Maj. Gen. Bill Donovan, OSS founder, recipient of the Medal of Honor and fathger of U.S. intelligence, once said, "If you fall, fall forward." Faddis claims that inside today's CIA, that mantra has mutated into: "don't fall."
"Donovan would not make it in the CIA today," Faddis says. "He would be branded as too aggressive, a cowboy, and someone lacking the requisite corporate attitude. He would in due course, if he decided to stick it out, find himself riding a desk somewhere in a corner at headquarters, shelved, put someplace where he couldn't do any harm.

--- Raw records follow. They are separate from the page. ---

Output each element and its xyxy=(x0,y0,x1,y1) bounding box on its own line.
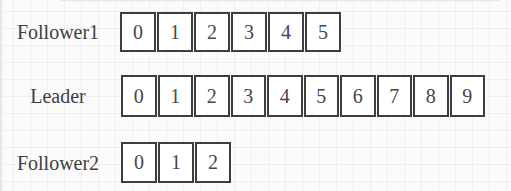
left-edge-shade xyxy=(0,0,3,191)
log-cell: 1 xyxy=(158,142,194,183)
leader-log-cells: 0123456789 xyxy=(121,75,485,117)
log-cell: 8 xyxy=(413,75,449,117)
log-cell: 4 xyxy=(268,12,304,52)
log-replication-diagram: Follower1 012345 Leader 0123456789 Follo… xyxy=(0,0,511,191)
log-cell: 0 xyxy=(120,12,156,52)
log-cell: 7 xyxy=(377,75,413,117)
log-cell: 6 xyxy=(340,75,376,117)
log-cell: 2 xyxy=(194,75,230,117)
row-label-follower1: Follower1 xyxy=(8,12,108,52)
log-cell: 2 xyxy=(194,12,230,52)
row-label-follower2: Follower2 xyxy=(8,142,108,184)
top-edge-shade xyxy=(60,0,500,2)
log-cell: 3 xyxy=(231,75,267,117)
row-label-leader: Leader xyxy=(8,75,108,117)
log-cell: 0 xyxy=(121,75,157,117)
log-cell: 9 xyxy=(450,75,486,117)
log-cell: 0 xyxy=(121,142,157,183)
log-cell: 4 xyxy=(267,75,303,117)
log-cell: 1 xyxy=(157,12,193,52)
log-cell: 5 xyxy=(304,75,340,117)
log-cell: 2 xyxy=(195,142,231,183)
log-cell: 1 xyxy=(158,75,194,117)
log-cell: 5 xyxy=(305,12,341,52)
log-cell: 3 xyxy=(231,12,267,52)
follower1-log-cells: 012345 xyxy=(120,12,341,52)
follower2-log-cells: 012 xyxy=(121,142,231,183)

"Every CIA ops officer who is worth his salt has been prevented by (the) political climate and bureaucracy from doing what has to be done," Faddis says. "As demonstrated by the decision in 1998 to walk away from the attack on bin Laden's Tarnak Farms compound, we have let a lot of targets get away over the years, because someone in headquarters was uncomfortable with the potential downside of the operation."
Faddis recounts a saying he claims has become popular at the Directorate of Operations: "Big ops, big problems; little ops, little problems; no ops, no problems."
What does the current president of the OSS Society think of Faddis' assertions about the agency's current culture? Singlaub, who worked for Donovan, says the status quo of risk aversion is unacceptable and would have made it impossible for him to get anything done in their day. "We need to take a hard look at reforming our intelligence bureaucracy and returning the incentive to take risk," he says.
He suggests a hearing with the House and Senate Select Intelligence committees as a place to start. "Congress and the President need to take some responsibility because these problems start at the top. I witnessed the politicization of intelligence in Korea and every war since. It's not a new phenomenon. Let's bring in the old guys and put the issues out there for the American people. Let's talk openly about what has worked and what hasn't, and why. The shooting at Fort Hood reminds us that good leadership demands tackling thorny issues before they become disasters."
Ilario Pantano is the author of "Warlord: No Better Friend. No Worse Enemy." He has served as a Marine officer in Iraq and as a deputy sheriff in North Carolina. He founded an intelligence advocacy group called Stand With Intelligence and is a member of The American Legion.